Km Zero. DI Jorge Gónzalez Treche y DI Déborah Lorenzo.
Km Zero. DI Jorge Gónzalez Treche y DI Déborah Lorenzo.

La Habana debe su existencia a su puerto y con ello queda sobreentendido el carácter público de la vida citadina que la define desde sus inicios. Desde las eternas noches coloniales de rebullicio, saraos, bailes públicos y privados; hasta las veladas trasnochadoras del Vedado o Marianao republicanos, se fue determinando lo que parecía uno de sus elementos identitarios por excelencia de esta urbe.

Baile de negros, 1874. Víctor Patricio de Landaluze.
Baile de negros, 1874. Víctor Patricio de Landaluze.

En el mismo principio de todo estuvo el diseño, llegando a constituirse en verdadero sello distintivo de los clubes y centros nocturnos, perfilando incluso una correspondencia de concepto, entre la propuesta visual y la cultural. Así, en los años cincuenta, encontramos  al club La zorra y el cuervo, que desafió formalmente la ínfima disponibilidad espacial y dinamizó el conjunto, al quebrar el falso-techo para disimular los elementos estructurales propios del sótano de una moderna torre de hormigón. Pero a este club acudía lo más transgresor de la vida artística nacional, deviniendo escenario de tendencias musicales muy nuevas o en constante renovación vanguardista por aquel tiempo… díganse descargas de feeling y jazz. 

Cabaret Tropicana, 1953. Arq. Max Borges Recio.
Cabaret Tropicana, 1953. Arq. Max Borges Recio.

Y pasó el tiempo, llevándose con él esa urgencia emprendedora del pequeño empresario o atrevido negociante que había acompañado la génesis del ser cubano como ente individual, con trascendencia para el colectivo social a través de su obra material, edificada, diseñada. Así, la febril nocturnidad habanera quedó en los recuerdos fotográficos de la familia y los archivos que atestiguan la pasada vida artística nacional.

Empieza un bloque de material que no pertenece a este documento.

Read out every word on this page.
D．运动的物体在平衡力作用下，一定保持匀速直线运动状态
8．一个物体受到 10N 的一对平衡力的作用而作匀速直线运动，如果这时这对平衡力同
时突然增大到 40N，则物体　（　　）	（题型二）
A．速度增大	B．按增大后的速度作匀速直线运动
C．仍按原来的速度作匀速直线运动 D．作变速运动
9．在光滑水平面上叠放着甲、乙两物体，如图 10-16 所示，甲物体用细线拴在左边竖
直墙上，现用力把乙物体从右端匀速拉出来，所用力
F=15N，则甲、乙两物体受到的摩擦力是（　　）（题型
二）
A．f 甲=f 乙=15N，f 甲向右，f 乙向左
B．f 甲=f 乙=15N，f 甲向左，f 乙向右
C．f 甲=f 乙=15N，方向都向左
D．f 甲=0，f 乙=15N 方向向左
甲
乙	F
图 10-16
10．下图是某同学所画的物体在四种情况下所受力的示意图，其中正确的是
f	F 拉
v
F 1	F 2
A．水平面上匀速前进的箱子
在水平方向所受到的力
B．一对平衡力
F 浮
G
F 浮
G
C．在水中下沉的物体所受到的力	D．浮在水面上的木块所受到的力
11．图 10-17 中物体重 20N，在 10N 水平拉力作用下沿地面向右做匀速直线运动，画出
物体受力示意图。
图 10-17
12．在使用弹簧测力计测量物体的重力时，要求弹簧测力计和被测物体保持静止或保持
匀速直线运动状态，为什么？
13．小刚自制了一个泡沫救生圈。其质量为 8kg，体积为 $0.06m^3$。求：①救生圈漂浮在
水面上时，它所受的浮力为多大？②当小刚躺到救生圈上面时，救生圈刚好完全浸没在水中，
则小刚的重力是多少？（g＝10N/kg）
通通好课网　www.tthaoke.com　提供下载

Club La zorra y el cuervo. DI Gonzalo Córdoba.
Club La zorra y el cuervo. DI Gonzalo Córdoba.

Pero de estas colecciones fotográficas, institucionales o privadas, así como de la memoria colectiva, emergen ahora las imágenes que reivindican la connotación histórica de un pedazo de la ciudad. Casas con rasgos eclécticos y decó; antiguos comercios de barrio que son adjudicados como propiedad familiar, dada la no posibilidad de explotación comercial estatal o una construcción totalmente nueva, quedan avaladas en su nueva función gastronómica-cultural, por la ubicación en el contexto urbano.

Los antiguos nodos de confluencia social en La Habana emergen con nuevo valor porque ahora los centros de concurrencia nocturna parten de la propia vivienda que se redimensiona, funcionalmente, desde la intervención del diseño.

Sarao. Proyecto ANDREA Arqs. Esteban-Martínez y Ada García.
Sarao. Proyecto ANDREA Arqs. Esteban-Martínez y Ada García.

Este fenómeno tan nuevo para nosotros, se intensifica con la necesidad creciente de prevalecer, visualmente, dentro de la trama urbana y respecto a los demás negocios.

Cabe señalar la búsqueda de una marca del producto cultural ―un producto orientado a un público meta― y en consecuencia, la pauta visual para que esta  marca sea percibida y aceptada por este posible usuario. Entonces, el concepto, anclado en lo intimista, explota el apacible contexto urbano de Miramar, generando visualidad a partir de gigantografías de cantores míticos de la obra de autor o en la avenida 23 ―arteria clave para el trasiego habanero― que resurge a través de sitios identificados con la dinámica transgresora de límites sexistas, propia de este tiempo.

Privé. Proyecto Socios DI Carla Oraá y DI Jesús Ruiz.
Privé. Proyecto Socios DI Carla Oraá y DI Jesús Ruiz.

Ya no es tan inverosímil imaginar una Habana despierta hasta el amanecer. Cierto es que está lejos de trepidar como en las noches de jazzistas, troveros y cabarets o de iluminarse como en las secuencias cinematográficas de una crónica documental* tan polémica como desconocida para la mayoría de los actuales concurrentes nocturnos de La Habana, pero es indudable que la capital cubana comienza a reencontrase consigo misma y su esencia vital, y de este cambio, algo se le deberá al diseño.

* El autor se refiere al documental P. M. (Pasado Meridiano) ―dirigido por Orlando Jiménez y editado por Sabá Cabrera Infante― que mostraba la febril vida nocturna de La Habana en tiempos de inicio de la Revolución; generando polémica y censura. Este documental resulta desconocido para las generaciones protagonistas de la nocturnidad habanera actual.